Monsieur le Secrétaire général,

En dépit de tout cela, vous avez écoulé ces quatre premières années à refaire de votre parti un parti de gouvernement puis, une fois au gouvernement, vous avez passé les deux années suivantes à remplir vos missions gouvernementales et aussi à composer avec le clan d'en face. Mais les membres et les chefs de ce clan en veulent toujours plus, souhaitent contrôler le parti à travers ses grandes instances, comité exécutif et conseil national. Il n’y a aucun mal à être ambitieux et encore mois à vouloir que son clan conquière des positions, mais encore faudrait-il que ce clan, en plus de proposer des noms et des profils, avance des idées, défende des valeurs et porte des projets. Las… nous sommes face à une lutte d’égos, à un télescopage des ambitions et à des postures d’intérêts bien compris, comprenant l’argent.

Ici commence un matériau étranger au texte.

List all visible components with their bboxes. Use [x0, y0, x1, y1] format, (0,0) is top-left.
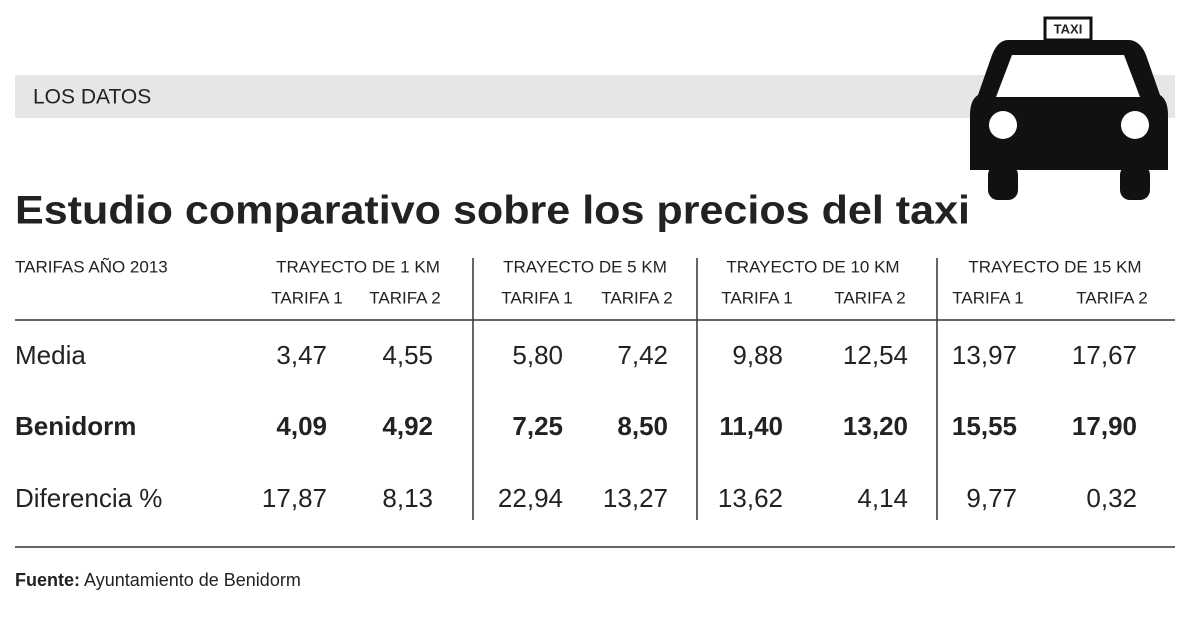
- group-header: TRAYECTO DE 10 KM: [726, 257, 899, 276]
- subcolumn-header: TARIFA 1: [271, 288, 343, 307]
- cell: 7,25: [512, 411, 563, 441]
- cell: 4,09: [276, 411, 327, 441]
- cell: 17,87: [262, 483, 327, 513]
- source-label: Fuente:: [15, 570, 80, 590]
- cell: 9,77: [966, 483, 1017, 513]
- section-label: LOS DATOS: [33, 86, 151, 109]
- cell: 8,13: [382, 483, 433, 513]
- subcolumn-header: TARIFA 1: [952, 288, 1024, 307]
- cell: 9,88: [732, 340, 783, 370]
- subcolumn-header: TARIFA 1: [501, 288, 573, 307]
- source: Fuente: Ayuntamiento de Benidorm: [15, 570, 301, 590]
- cell: 4,55: [382, 340, 433, 370]
- cell: 8,50: [617, 411, 668, 441]
- cell: 17,90: [1072, 411, 1137, 441]
- taxi-sign: TAXI: [1054, 21, 1083, 36]
- cell: 12,54: [843, 340, 908, 370]
- subcolumn-header: TARIFA 2: [1076, 288, 1148, 307]
- row-label: Benidorm: [15, 411, 136, 441]
- cell: 7,42: [617, 340, 668, 370]
- cell: 4,14: [857, 483, 908, 513]
- cell: 4,92: [382, 411, 433, 441]
- cell: 17,67: [1072, 340, 1137, 370]
- row-label: Media: [15, 340, 86, 370]
- source-text: Ayuntamiento de Benidorm: [84, 570, 301, 590]
- cell: 5,80: [512, 340, 563, 370]
- group-header: TRAYECTO DE 1 KM: [276, 257, 440, 276]
- corner-label: TARIFAS AÑO 2013: [15, 257, 168, 276]
- cell: 13,27: [603, 483, 668, 513]
- group-header: TRAYECTO DE 5 KM: [503, 257, 667, 276]
- cell: 3,47: [276, 340, 327, 370]
- subcolumn-header: TARIFA 2: [369, 288, 441, 307]
- title: Estudio comparativo sobre los precios de…: [15, 189, 970, 233]
- cell: 22,94: [498, 483, 563, 513]
- subcolumn-header: TARIFA 2: [834, 288, 906, 307]
- group-header: TRAYECTO DE 15 KM: [968, 257, 1141, 276]
- subcolumn-header: TARIFA 2: [601, 288, 673, 307]
- cell: 13,20: [843, 411, 908, 441]
- cell: 13,62: [718, 483, 783, 513]
- row-label: Diferencia %: [15, 483, 162, 513]
- cell: 15,55: [952, 411, 1017, 441]
- taxi-icon: TAXI: [970, 16, 1168, 200]
- cell: 13,97: [952, 340, 1017, 370]
- subcolumn-header: TARIFA 1: [721, 288, 793, 307]
- cell: 11,40: [719, 411, 783, 441]
- cell: 0,32: [1086, 483, 1137, 513]
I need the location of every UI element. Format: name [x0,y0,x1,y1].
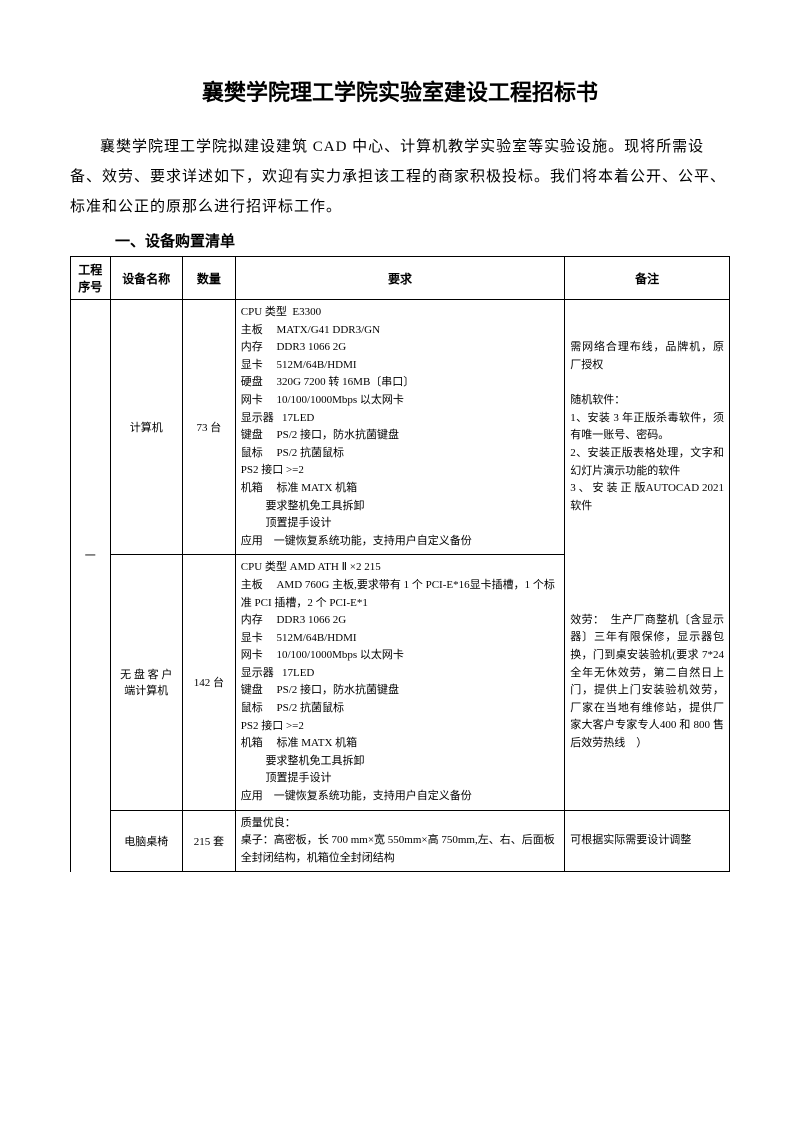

Monsieur le Secrétaire général

A considérer le comité exécutif sortant et la liste des candidats du comité exécutif entrant, on comprend pourquoi vous n’avez pu obtenir de consensus pour annoncer la formation de cette instance dirigeante dans la foulée et le week-end ; trop d’ambitions et trop peu d’engagement sincère. Reporter cette annonce sine die relègue le prestigieux parti de l’Istiqlal au rang d’un vulgaire parti de l’administration qui n’aurait même pas réussi !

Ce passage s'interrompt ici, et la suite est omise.